A dança da sabedoria
Vera Lúcia Braga de Moura*
Em 25.02.2021
Precisamos abrir espaços nos nossos corações para entendermos as nossas relações. Somos seres relacionais. Contudo, nos relacionamos de maneiras diversas. As conexões que estabelecemos com as outras pessoas vão configurando as bases das nossas relações. Existem conexões mais fortes do que outras, bem como gostares, sintonias mais ritmadas que nos possibilitam dançar a vida com mais sabedoria e mais alegria.
A vida é uma espécie de dança. É uma diversidade de ritmos, sonantes e dissonantes. Os passos, muitas vezes, machucam, ferem, tropeçam, acertam, sintonizam, erram e seguem no bailar da elaboração constante da impermanência. Nada está pronto, tudo é construção. A vida é um eterno devir. Nessa melodia confusa, muitas vezes, na dança da vida, precisamos ter sabedoria, e uma das premissas orientadoras reporta-se a nos apresentarmos a nós mesmos, isto é, nos conhecermos, é o que nos ensina a arquiteta e praticante da arte contemplativa Márcia Baja. É preciso desenvolvermos abertura para a vida. Olharmos as nossas relações com amplitude, com abertura. Não existem receitas prontas. Não adianta nos relacionarmos levando receitas, modos de agir de um momento para outro. Pode não dar certo. Estamos, dessa forma, limitando as nossas experiências. O fazer humano nas relações tem suas mágicas e encantos, e essas nuances precisam ser consideradas.

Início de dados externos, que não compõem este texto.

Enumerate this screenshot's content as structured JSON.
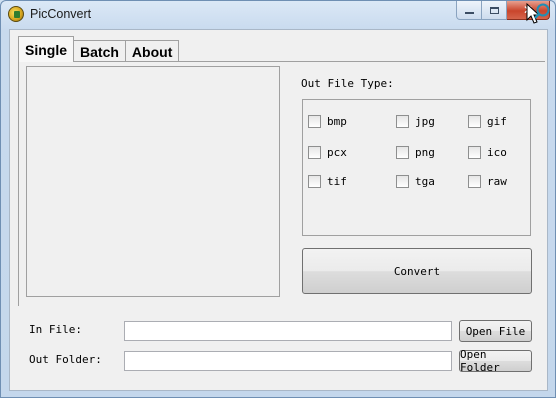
{
  "window": {
    "title": "PicConvert",
    "controls": {
      "minimize": "minimize-icon",
      "maximize": "maximize-icon",
      "close": "✕"
    }
  },
  "tabs": [
    {
      "label": "Single",
      "active": true
    },
    {
      "label": "Batch",
      "active": false
    },
    {
      "label": "About",
      "active": false
    }
  ],
  "output": {
    "group_label": "Out File Type:",
    "types": [
      {
        "label": "bmp",
        "checked": false
      },
      {
        "label": "jpg",
        "checked": false
      },
      {
        "label": "gif",
        "checked": false
      },
      {
        "label": "pcx",
        "checked": false
      },
      {
        "label": "png",
        "checked": false
      },
      {
        "label": "ico",
        "checked": false
      },
      {
        "label": "tif",
        "checked": false
      },
      {
        "label": "tga",
        "checked": false
      },
      {
        "label": "raw",
        "checked": false
      }
    ]
  },
  "actions": {
    "convert_label": "Convert",
    "open_file_label": "Open File",
    "open_folder_label": "Open Folder"
  },
  "fields": {
    "in_file_label": "In File:",
    "in_file_value": "",
    "out_folder_label": "Out Folder:",
    "out_folder_value": ""
  },
  "colors": {
    "accent": "#2f7d2f",
    "close_button": "#c9452c"
  }
}
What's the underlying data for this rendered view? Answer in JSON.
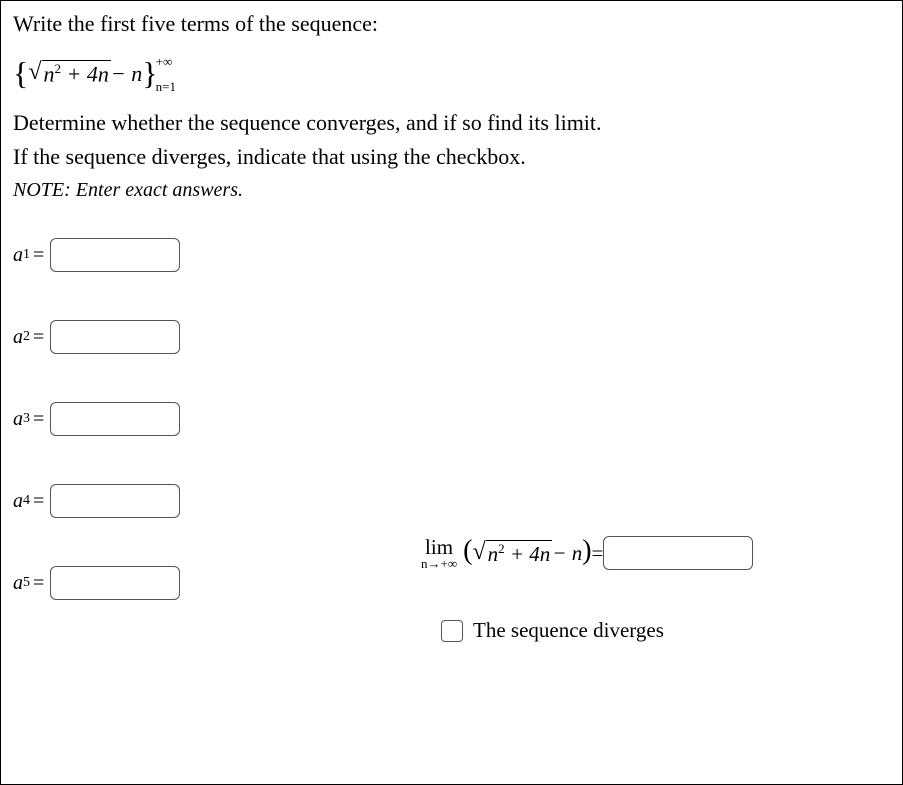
{
  "prompt": "Write the first five terms of the sequence:",
  "formula": {
    "radicand": "n",
    "radicand_exp": "2",
    "radicand_rest": " + 4n",
    "minus_n": " − n",
    "upper_bound": "+∞",
    "lower_bound": "n=1"
  },
  "instructions_line1": "Determine whether the sequence converges, and if so find its limit.",
  "instructions_line2": "If the sequence diverges, indicate that using the checkbox.",
  "note_label": "NOTE:  ",
  "note_text": "Enter exact answers.",
  "terms": [
    {
      "var": "a",
      "sub": "1",
      "value": ""
    },
    {
      "var": "a",
      "sub": "2",
      "value": ""
    },
    {
      "var": "a",
      "sub": "3",
      "value": ""
    },
    {
      "var": "a",
      "sub": "4",
      "value": ""
    },
    {
      "var": "a",
      "sub": "5",
      "value": ""
    }
  ],
  "limit": {
    "lim": "lim",
    "approach": "n→+∞",
    "radicand": "n",
    "radicand_exp": "2",
    "radicand_rest": " + 4n",
    "minus_n": " − n",
    "equals": " = ",
    "value": ""
  },
  "diverge_label": "The sequence diverges",
  "diverge_checked": false
}
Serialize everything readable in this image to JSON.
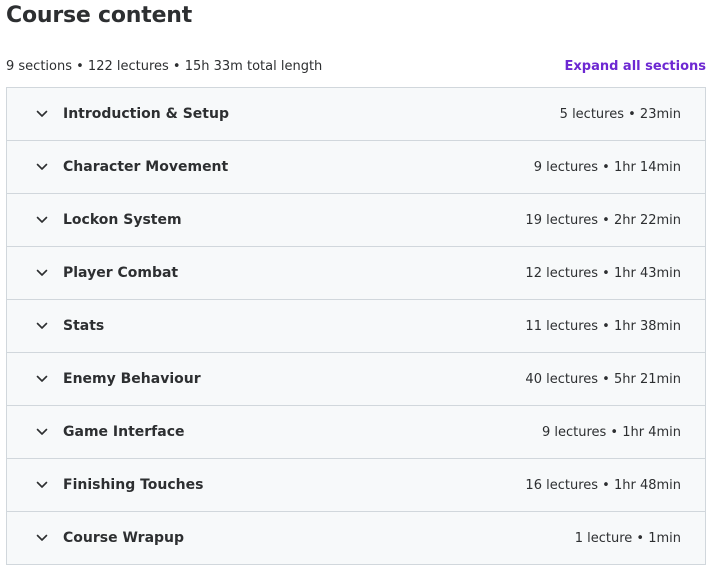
{
  "header": {
    "title": "Course content",
    "summary": "9 sections • 122 lectures • 15h 33m total length",
    "expand_label": "Expand all sections"
  },
  "colors": {
    "accent": "#6d28d2",
    "row_background": "#f7f9fa",
    "border": "#d1d7dc",
    "text": "#2d2f31"
  },
  "sections": [
    {
      "title": "Introduction & Setup",
      "meta": "5 lectures • 23min",
      "icon": "chevron-down-icon"
    },
    {
      "title": "Character Movement",
      "meta": "9 lectures • 1hr 14min",
      "icon": "chevron-down-icon"
    },
    {
      "title": "Lockon System",
      "meta": "19 lectures • 2hr 22min",
      "icon": "chevron-down-icon"
    },
    {
      "title": "Player Combat",
      "meta": "12 lectures • 1hr 43min",
      "icon": "chevron-down-icon"
    },
    {
      "title": "Stats",
      "meta": "11 lectures • 1hr 38min",
      "icon": "chevron-down-icon"
    },
    {
      "title": "Enemy Behaviour",
      "meta": "40 lectures • 5hr 21min",
      "icon": "chevron-down-icon"
    },
    {
      "title": "Game Interface",
      "meta": "9 lectures • 1hr 4min",
      "icon": "chevron-down-icon"
    },
    {
      "title": "Finishing Touches",
      "meta": "16 lectures • 1hr 48min",
      "icon": "chevron-down-icon"
    },
    {
      "title": "Course Wrapup",
      "meta": "1 lecture • 1min",
      "icon": "chevron-down-icon"
    }
  ]
}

Muitas vezes nos encontramos nos nossos convívios com pessoas que nos trazem alegrias, bem-estar e tendemos a retê-las junto a nós. Mas, parece que esse seja um grande e nebuloso equívoco, pois no desejo de tê-la ao nosso lado, ansiamos por controlá-la, e assim praticamos violência com a pessoa e conosco mesmo. O outro é importante, mas precisamos de espaço, liberdade, para que a dança da vida, com sabedoria, aconteça. Nós somos seres muito autocentrados e desejosos de que nossas necessidades sejam totalmente satisfeitas. Por isso que a amplitude do olhar é importante e necessária, a fim de que não limitemos as nossas relações ao preestabelecido, mas que haja um espaço inusitado, do não acontecido, alegre, encantador, lúdico em permanente criação. Para isso precisamos dar asas ao nosso coração, acreditar nas (in) certezas da vida, na potencialidade da arte de amar.

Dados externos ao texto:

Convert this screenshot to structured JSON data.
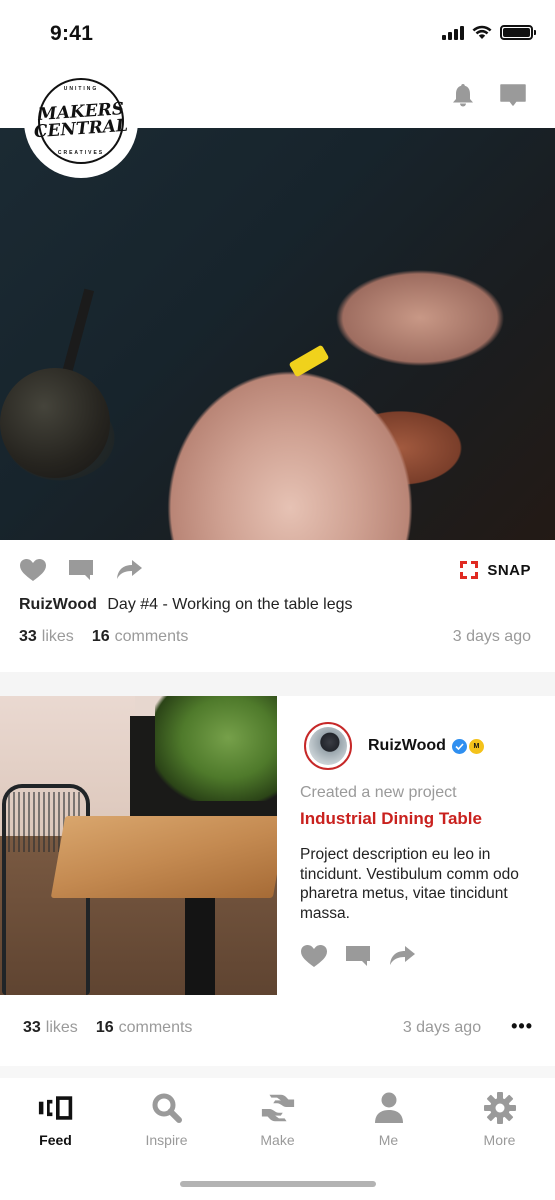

Enxergar a vida como uma dança faz toda a diferença. Cada dança tem seu movimento singular, seu passo e descompasso, suas especificidades, seus (des) encantos. A dança, por mais desengonçada que seja, tem sua magia, sua graça. Essa leveza de entender a vida como uma dança nos possibilita aproveitar melhor todas as experiências que chegam para nós. Entender aquilo que podemos mudar e o que não está sob nosso controle. Assim a vida poderá ser vista de forma mais ampla, com seus sabores e dissabores.

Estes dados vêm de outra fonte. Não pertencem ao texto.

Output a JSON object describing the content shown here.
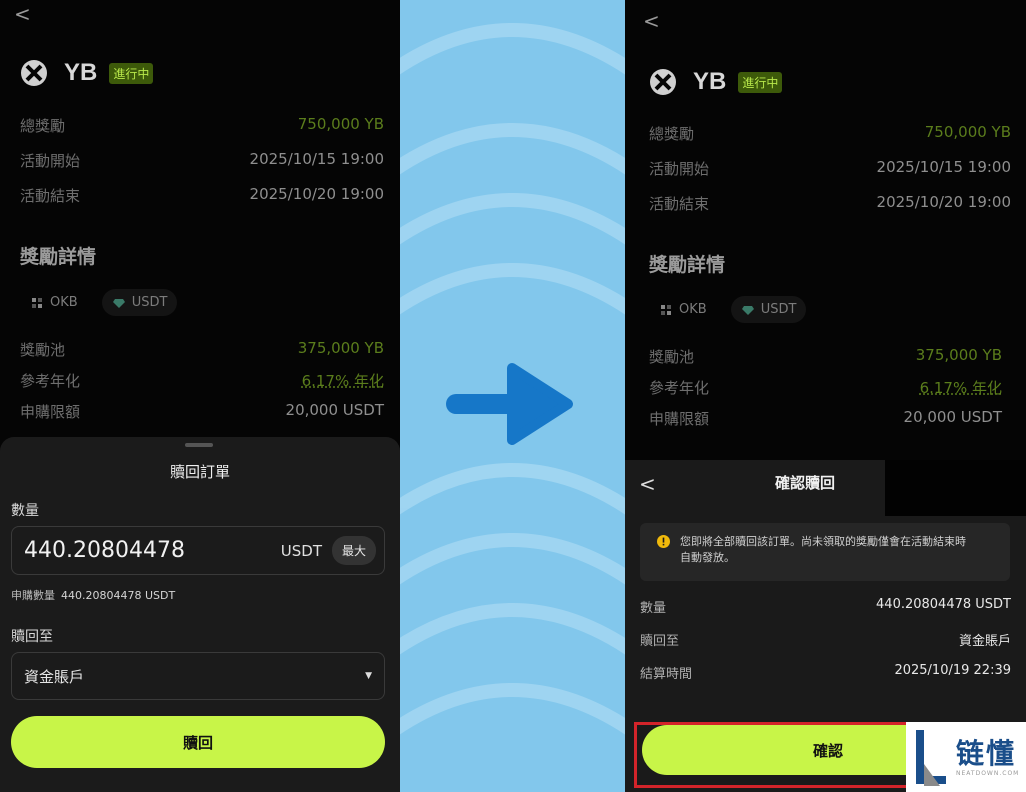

Épicteto foi escravo na Roma Antiga e, por seu brilhantismo intelectual, foi liberto. Além de ser representante da filosofia estoica, foi mestre de muitas personalidades. Entre elas, Marco Aurélio, imperador romano. Diz Epicteto em sua obra A Arte de Viver: “Aprenda com as leis da natureza a aceitar os acontecimentos, até mesmo a morte, com inteligência”. É muito sagaz e assertivo o pensamento do filósofo, pois, diante da finitude humana, o mais sábio é não se contrapor à inexorável condição humana diante da morte. E buscar com sabedoria aproveitar da melhor forma possível nossa vivência diante do tempo finito que dispomos. Nós, em grande parte do tempo, deixamos de dizer às pessoas que a amamos, de que elas são importantes para nós, que elas nos alegram e nos nutrem de bem-estar. Ao invés disso, muitas vezes primamos por proferir desagravos, nos encolhemos, nos limitamos ou ficamos no não dito e no não vivido, e vamos perdendo as oportunidades de embalarmos na dança da sabedoria que nos dota de vivacidade e alegria de viver.
Epicteto fala ainda sobre os apelos da alma. É nesse ponto que precisamos fazer reflexões sobre nós mesmos. Diz o filósofo que não devemos parar nesse lugar, mas ir em frente, decididos a curar a nossa própria vida. Essa proposição do referido filósofo é muito oportuna, pois mostra que precisamos nos curar antes de qualquer coisa. Para desenvolvermos relações saudáveis com as pessoas e o mundo precisamos todos(as) nós de cura.
Essa possibilidade de cura pode vir de várias maneiras, como por exemplo, considerando nossas fragilidades e vulnerabilidades diante da vida. Olharmos para nós e para os outros/as de uma forma mais humilde, mais serena, com mais amorosidade e alteridade. Essa condição suaviza o embalar da nossa dança. Enxergarmos a nossa interdependência. Não somos uma ilha, dizem sabiamente alguns escritos. Precisamos nos apoiar uns nos outros. Essa é nossa fortaleza e a condição humana para uma existência saudável. Nos observarmos, pausarmos e compreendermos a importância da outra pessoa em nossas vidas, no nosso caminhar. Nesse embalo rítmico da dança da vida, precisamos considerar o direito da fala e da escuta. O poder do diálogo, a roda de conversa, a relação dialógica, o direito de exprimir o nosso sentir. Isso é muito curador.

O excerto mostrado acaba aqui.